The head of research at the Kansas University Medical Center announced Wednesday he was leaving for another job.
Michael Welch, vice chancellor for research, will become president and CEO of the Finch University of Health Sciences/Chicago Medical School.
Welch said KU, where he's been since 1998 and in his current position since 1999, offered him no position for upward advancement.
"This is a step up, an opportunity to be in a leadership position," Welch said. "I need to grab the moment."
Welch also said he would get a "sizable increase" over his $265,674 KU salary. He receives more state money than any other KU employee. Other employees are paid more, but their salaries are supplemented with endowment or grant money.
Welch is the latest in a string of prominent KU Medical Center researchers and officials to leave in the past year. Bill Hudson, a kidney researcher, and S.K. Dey, a reproductive biology researcher, left for Vanderbilt University. Deborah Powell, executive dean of the School of Medicine, left for a similar position at the University of Minnesota.
"We have lost some leading investigators in recent months," Welch said. "But we want good people, and good people are going to receive offers. And some will move."
Donald Hagen, executive vice chancellor for the Medical Center, said Welch's departure wasn't related to anyone else leaving KU.
"It has nothing to do with anybody else," Hagen said. "It's a purely personal decision on Mike's part. He's doing the right thing for him. We hate to see him go."
Welch, a brain researcher who specializes in migraine headaches, plans to start his new job in November. Finch/CMS has 1,600 students and is located on a 90-acre campus in north Chicago.

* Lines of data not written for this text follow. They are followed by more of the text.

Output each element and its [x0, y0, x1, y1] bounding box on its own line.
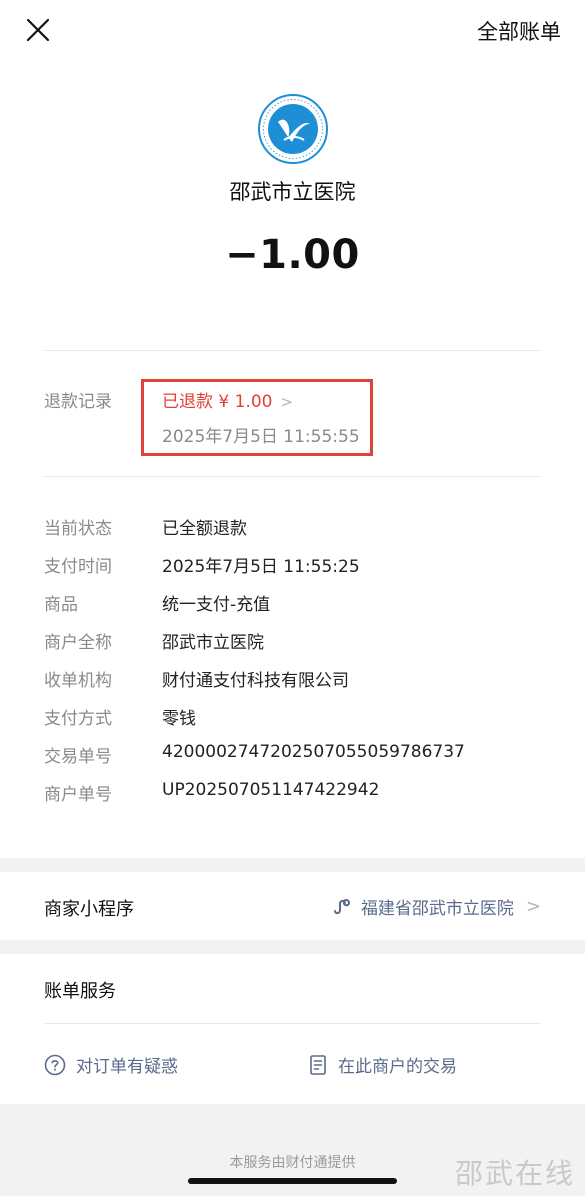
chevron-right-icon: >: [280, 393, 294, 411]
mini-program-link[interactable]: 福建省邵武市立医院 >: [331, 894, 541, 919]
mini-program-icon: [333, 898, 350, 914]
top-bar: 全部账单: [0, 0, 585, 62]
merchant-trades-label: 在此商户的交易: [338, 1057, 457, 1077]
divider: [44, 476, 541, 477]
merchant-name: 邵武市立医院: [229, 180, 356, 204]
detail-value: 已全额退款: [162, 519, 247, 539]
section-separator: [0, 940, 585, 954]
refund-status-text: 已退款 ¥ 1.00: [162, 392, 273, 412]
detail-label: 支付方式: [44, 709, 112, 729]
detail-value: 2025年7月5日 11:55:25: [162, 557, 360, 577]
detail-label: 当前状态: [44, 519, 112, 539]
detail-value: 零钱: [162, 709, 196, 729]
transaction-amount: −1.00: [225, 232, 360, 278]
chevron-right-icon: >: [525, 896, 541, 917]
detail-value: UP202507051147422942: [162, 780, 380, 800]
section-separator: [0, 858, 585, 872]
detail-label: 商品: [44, 595, 78, 615]
order-question-label: 对订单有疑惑: [76, 1057, 178, 1077]
divider: [44, 1023, 541, 1024]
detail-label: 收单机构: [44, 671, 112, 691]
order-question-button[interactable]: 对订单有疑惑: [44, 1052, 178, 1077]
detail-label: 商户全称: [44, 633, 112, 653]
refund-status-link[interactable]: 已退款 ¥ 1.00 >: [162, 387, 293, 412]
question-circle-icon: [44, 1054, 66, 1075]
detail-label: 商户单号: [44, 785, 112, 805]
detail-value: 财付通支付科技有限公司: [162, 671, 349, 691]
divider: [44, 350, 541, 351]
all-bills-button[interactable]: 全部账单: [477, 16, 561, 46]
close-icon[interactable]: [26, 18, 50, 42]
detail-value: 统一支付-充值: [162, 595, 271, 615]
detail-value: 4200002747202507055059786737: [162, 742, 465, 762]
detail-value: 邵武市立医院: [162, 633, 264, 653]
mini-program-label: 商家小程序: [44, 899, 134, 920]
merchant-trades-button[interactable]: 在此商户的交易: [308, 1052, 457, 1077]
refund-record-label: 退款记录: [44, 392, 112, 412]
hospital-logo-icon: [258, 94, 328, 164]
document-icon: [310, 1054, 326, 1075]
detail-label: 交易单号: [44, 747, 112, 767]
refund-time: 2025年7月5日 11:55:55: [162, 427, 360, 447]
bill-service-title: 账单服务: [44, 981, 116, 1002]
home-indicator[interactable]: [188, 1178, 397, 1184]
detail-label: 支付时间: [44, 557, 112, 577]
mini-program-link-text: 福建省邵武市立医院: [360, 899, 514, 919]
watermark-text: 邵武在线: [454, 1157, 575, 1190]
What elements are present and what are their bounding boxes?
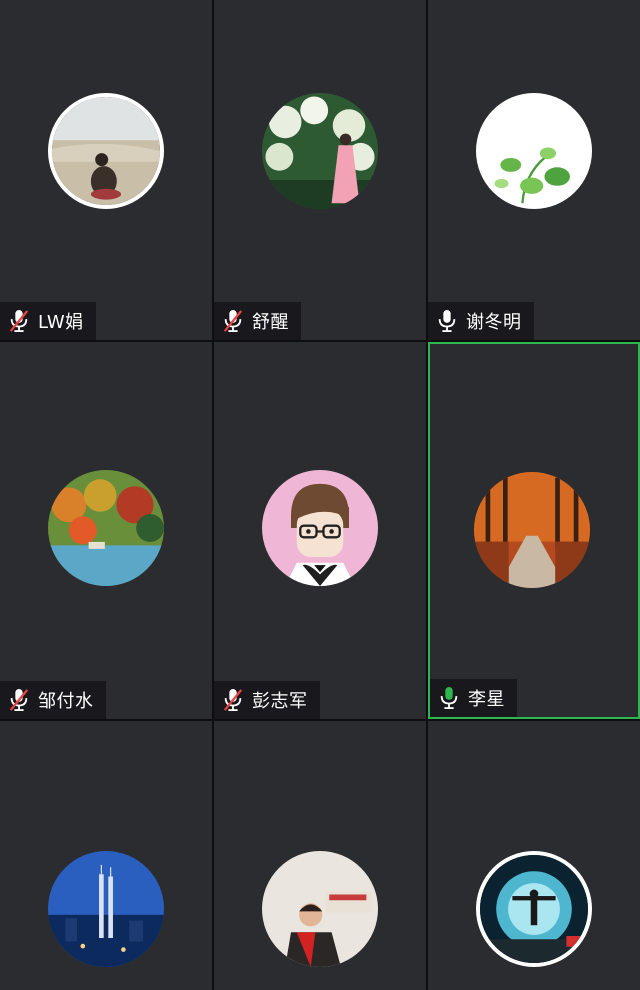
participant-avatar	[476, 93, 592, 209]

"We feel extremely fortunate Mike Welch accepted our offer," said Marshall Falk, Finch/CMS board chairman. "In addition to his broad expertise in health care, education and research, and as a clinician, he has had remarkable success in securing funds and grants for the University of Kansas."
Research expenditures at the KU Medical Center have increased 33 percent since 1998, the year before Welch became vice chancellor. The expenditures went from $54 million to $72 million.
Welch came to KU in 1998 as senior associate dean of research and graduate studies. His career includes time at Baylor College of Medicine in Houston and the Henry Ford Hospital in Detroit.
Hagen said he had expected Welch to spend a short time at KU.
"When you have somebody like Mike Welch working for the university, you know you only have him for a short period of time," Hagen said. "Somebody's going to snatch him up."
Hagen said Welch had served as a coordinator for KU on the Life Sciences Initiative, a collaboration of Kansas City-area research groups. But Hagen said Welch's departure wouldn't imperil the effort.
"Mike isn't doing the research," Hagen said. "Other scientists were doing the research. Mike was telling the story."
Hagen also credited Welch with securing the funds and faculty for the Hoglund Brain Imaging Center, which is under construction at the Kansas City, Kan., campus.
Robert Barnhill, vice provost for research at the Lawrence campus, said Welch had a knack for explaining research. He gave KU's presentation at the Legislative Research Day last winter in Manhattan, which led to approval of $120 million in bonds for research facilities at KU, Kansas State University and Wichita State University.
"Research is pretty complex," Barnhill said. "He's a tremendous explainer of things. Mike puts a human face on things."